7. You can’t sue over an idea.

This is probably the most basic flaw, out of many, in the lawsuit and the main reason none of these ridiculous arguments will ever even be considered: There is no law to challenge.

The plaintiffs are claiming that Mormon landlords MAY have their constitutional rights infringed upon IF the initiative passes. But the courts don’t deal in that kind of pie-in-the-sky hypothetical.

This case isn’t even ripe to be considered by a judge until the initiative passes, the state takes steps to implement it, and then some landlord is somehow damaged by the enforcement of the law.

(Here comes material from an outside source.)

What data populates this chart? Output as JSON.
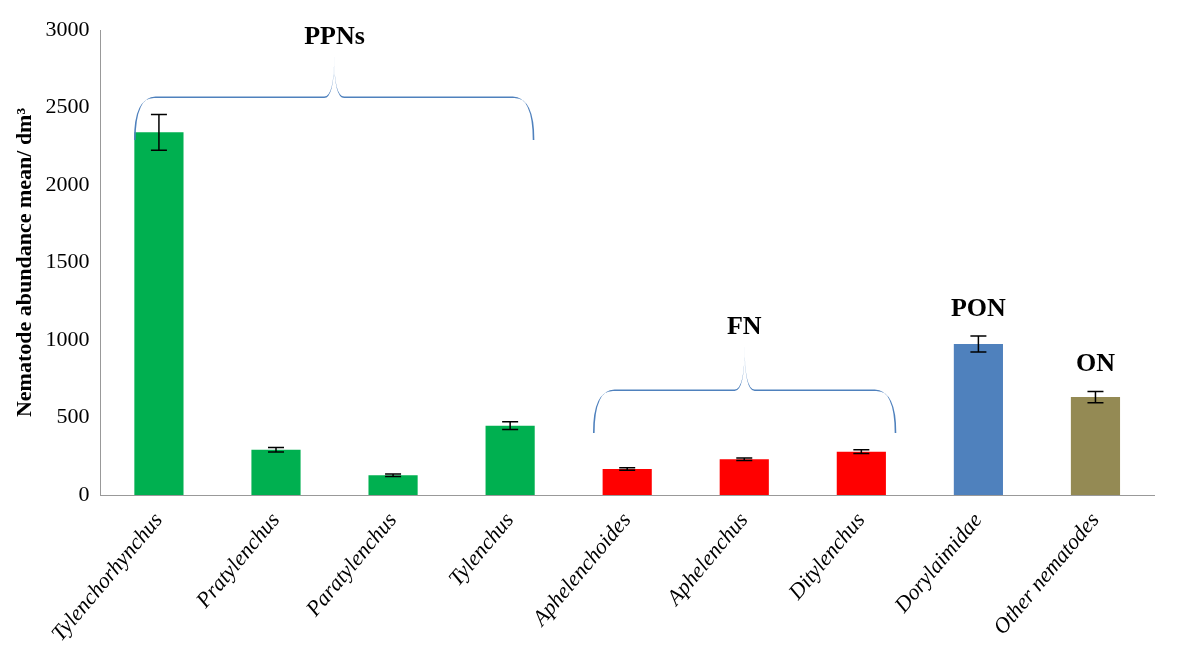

Filing a lawsuit now over potential harm at some future date would be akin to filing a lawsuit to block a bill a legislator introduces before it even is voted on. It’s not how the system works.

Lionel Hutz, the inept lawyer from The Simpsons, set the standard for making horrible legal arguments.

I kind of feel bad for the poor assistant attorney general who has to take an afternoon writing a motion to dismiss this nonsense. But hey, feel free to copy and paste. I don’t mind.

If the best these medical cannabis opponents can come up with is this Lionel Hutz-worthy lawsuit, then things are looking good for the ballot initiative. But I suspect there is a more legitimate and well-funded opposition movement being organized and we’ll see many more attacks between now and November.

Correction: An earlier version of this story mistakenly said that the Supreme Court had remanded the Masterpiece Cake Shop case to a lower court. In fact, it reversed the lower court's ruling.